China’s Belt and Road Initiative is best known for big infrastructure projects such as train lines and ports, but in this age of omnipresence online, there is a communications counterpart running in parallel, known as the Digital Silk Road. But as with the physical manifestations of China’s big ambition, questions remain about how this digital goal will fit with the existing structures of international governance.
Take the International Telecommunication Union for example. It is part of the United Nations system and an important global institution that began to evolve more than 150 years ago, when the world saw the signing of the International Telegraph Convention in Paris. The organisation presently comprises of 193 member states and involves more than 700 companies, with a heavy policy-making focus.
The ITU has functioned well in facilitating the governance of a range of modern communications technologies, from coordinating radio spectrums, planning of satellite orbits, to next-generation networks and optic fibre cables more recently. The growing importance of information and communication technology worldwide ensures the ITU has an important and ongoing mandate, to see the better integration of these networks.
Since 2015, the ITU’s secretary-general Zhao Houlin has urged cooperation with China’s Digital Silk Road to reduce the divide between developed and developing countries. The Digital Silk Road’s agenda encompasses strengthening internet infrastructure, deepening space cooperation, developing common technology standards and improving the efficiency of policing systems among the BRI countries and was first introduced in a March 2015 White Paper jointly issued by the Chinese National Development and Reform Commission, the Ministry of Foreign Affairs and the Ministry of Commerce.
There are concerns the ITU’s ability to unify discrepancies in technology standards will diminish as the Digital Silk Road continues to expand.
Some of this involves hard infrastructure build by Chinese companies, including the BeiDou satellite navigation system, the building of underground fibre cables in emerging economies such as Pakistan, Nepal and Myanmar, and, more recently, joining 5G field trials across a number of Asia-Pacific economies. On the consumer front, Chinese e-commerce giants such as Alibaba and Tencent have invested in local, country-specific e-commerce players.
In this, there is a ready alignment for both the ITU and Digital Silk Road in the overarching goal of bridging the digital divide between developed and developing countries. And yet there are concerns the ITU’s ability to unify discrepancies in technology standards will diminish as the Digital Silk Road continues to expand.
To date, at least 16 countries have officially signed memoranda of understanding with China relating to the Digital Silk Road that are set to adhere to technical standards based on inputs from the Chinese government. While divergent technology standards worldwide is not entirely an ITU-China problem – for instance, the Five Eye Pact, G7, the Asia-Pacific Economic Cooperation (APEC), the European Union (EU) and the Association of Southeast Asian Nations are some groupings that have come up with distinct policies on data protection, artificial intelligence and cybersecurity – the issue becomes more difficult when commerce is involved.

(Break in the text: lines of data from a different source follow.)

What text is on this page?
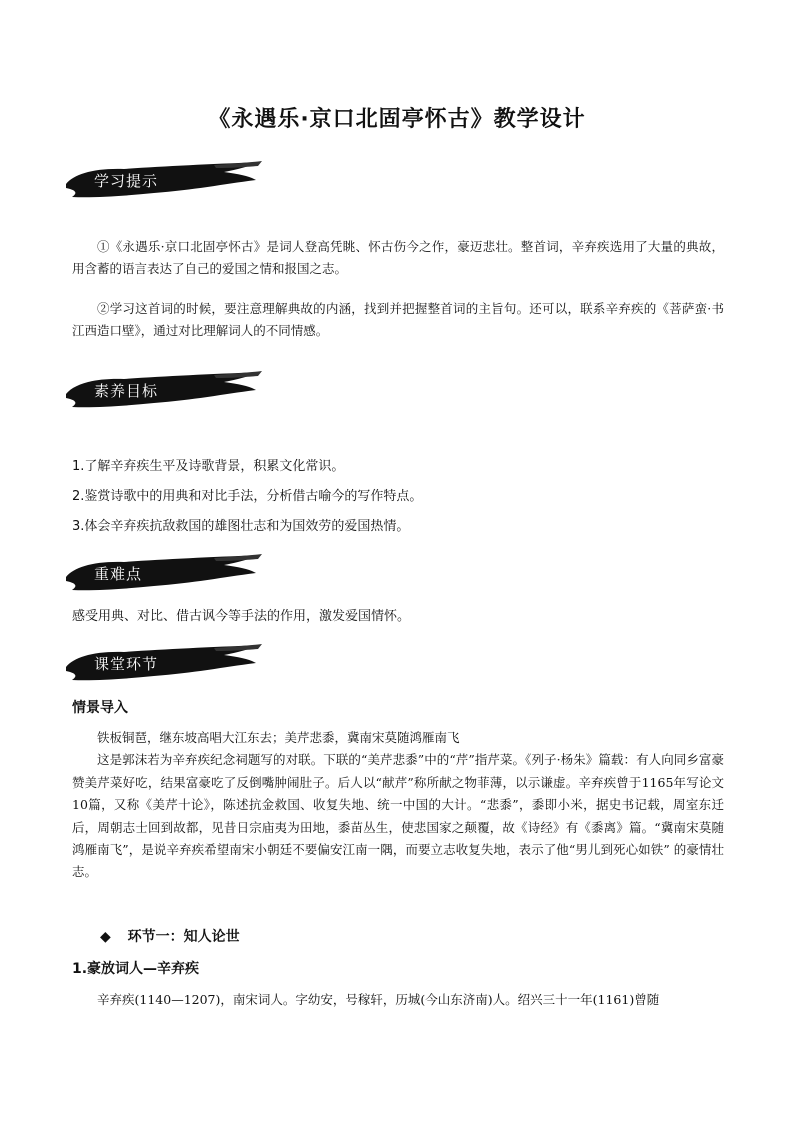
《永遇乐·京口北固亭怀古》教学设计
学习提示
①《永遇乐·京口北固亭怀古》是词人登高凭眺、怀古伤今之作，豪迈悲壮。整首词，辛弃疾选用了大量的典故，用含蓄的语言表达了自己的爱国之情和报国之志。
②学习这首词的时候，要注意理解典故的内涵，找到并把握整首词的主旨句。还可以，联系辛弃疾的《菩萨蛮·书江西造口壁》，通过对比理解词人的不同情感。
素养目标
1.了解辛弃疾生平及诗歌背景，积累文化常识。
2.鉴赏诗歌中的用典和对比手法，分析借古喻今的写作特点。
3.体会辛弃疾抗敌救国的雄图壮志和为国效劳的爱国热情。
重难点
感受用典、对比、借古讽今等手法的作用，激发爱国情怀。
课堂环节
情景导入

铁板铜琶，继东坡高唱大江东去；美芹悲黍，冀南宋莫随鸿雁南飞

这是郭沫若为辛弃疾纪念祠题写的对联。下联的“美芹悲黍”中的“芹”指芹菜。《列子·杨朱》篇载：有人向同乡富豪赞美芹菜好吃，结果富豪吃了反倒嘴肿闹肚子。后人以“献芹”称所献之物菲薄，以示谦虚。辛弃疾曾于1165年写论文10篇，又称《美芹十论》，陈述抗金救国、收复失地、统一中国的大计。“悲黍”，黍即小米，据史书记载，周室东迁后，周朝志士回到故都，见昔日宗庙夷为田地，黍苗丛生，使悲国家之颠覆，故《诗经》有《黍离》篇。“冀南宋莫随鸿雁南飞”，是说辛弃疾希望南宋小朝廷不要偏安江南一隅，而要立志收复失地，表示了他“男儿到死心如铁” 的豪情壮志。

◆ 环节一：知人论世
1.豪放词人—辛弃疾
辛弃疾(1140—1207)，南宋词人。字幼安，号稼轩，历城(今山东济南)人。绍兴三十一年(1161)曾随
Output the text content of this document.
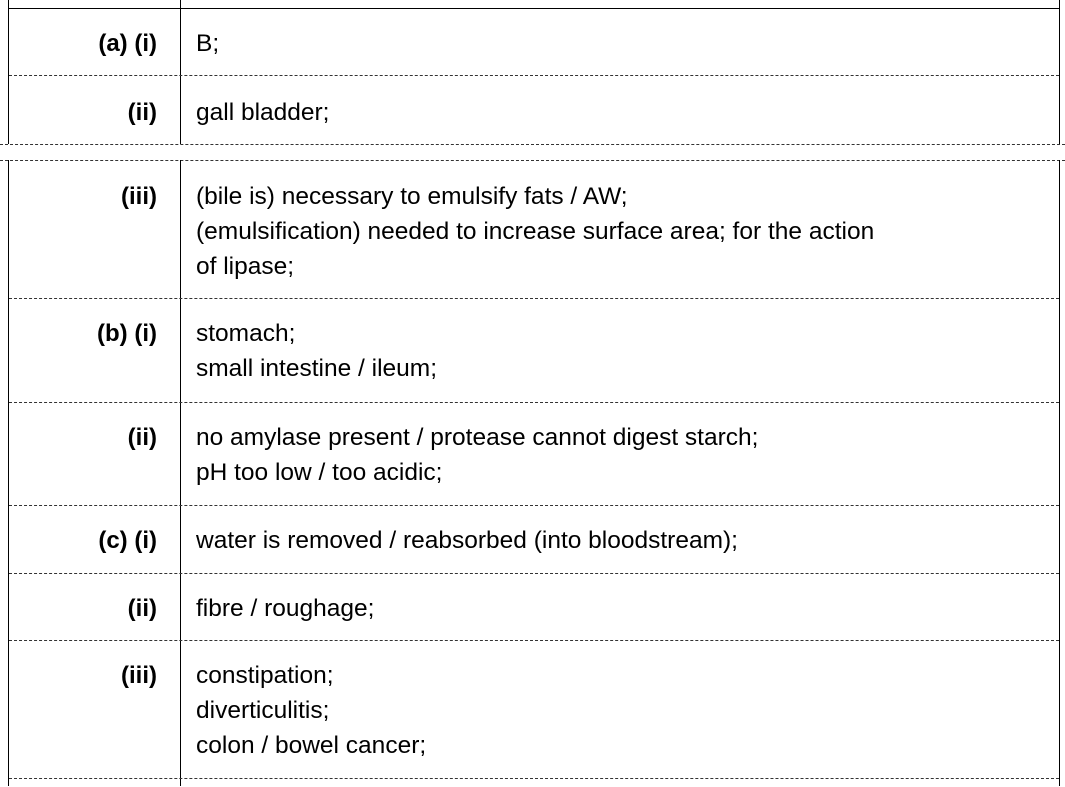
(a) (i) B;
(ii) gall bladder;
(iii) (bile is) necessary to emulsify fats / AW;
(emulsification) needed to increase surface area; for the action
of lipase;
(b) (i) stomach;
small intestine / ileum;
(ii) no amylase present / protease cannot digest starch;
pH too low / too acidic;
(c) (i) water is removed / reabsorbed (into bloodstream);
(ii) fibre / roughage;
(iii) constipation;
diverticulitis;
colon / bowel cancer;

From as early as 2012, China has backed Russia in drafting a proposal calling for the ITU and its member states to have greater control over the internet, as opposed to the Internet Corporation for Assigned Names and Number, which presently manages Internet Protocol (IP) addresses and domain names. In the case of e-transactions that involve data management, almost 78% of countries have independently taken the task of establishing their own e-transaction legislations, according to the United Nations Conference on Trade and Development.
While China has gone along with this status quo, on several occasions it has called for “principles of state sovereignty and nonintervention by the United Nations in domestic affairs” to be enacted in its promotion of “internet sovereignty”. The recent series of spats between Huawei and several developed nations appears to confirm this insecurity.
Should the ITU then set out to review China’s rising Digital Silk Road in technical standards, alongside the concerns raised by some sections of the international community that China is practicing “technology autonomy”? It would, indeed, be a move welcomed by many, given that the ITU remains an established global technology authority.
However, China should not be seen as a nemesis – better the ITU and China seek to work together. Nor should the Digital Silk Road be seen as the single catalyst for the world’s division in technology standards. The international organisation also appears to be lagging behind, especially in the way China has developed a “Next Generation Artificial Intelligence Development Plan”, bundling the country’s artificial intelligence applications with its 5G mobile communication, existing internet of things applications and data infrastructures.
While mistrust by the US and other developed nations against outbound Chinese technologies remains a recurring theme, international organisations such as the ITU cannot afford to diminish their multilateral role of connecting nations digitally. It is high time that the ITU take a more active interest to understand the developments of China’s Digital Silk Road, before global tech governance becomes too fragmented.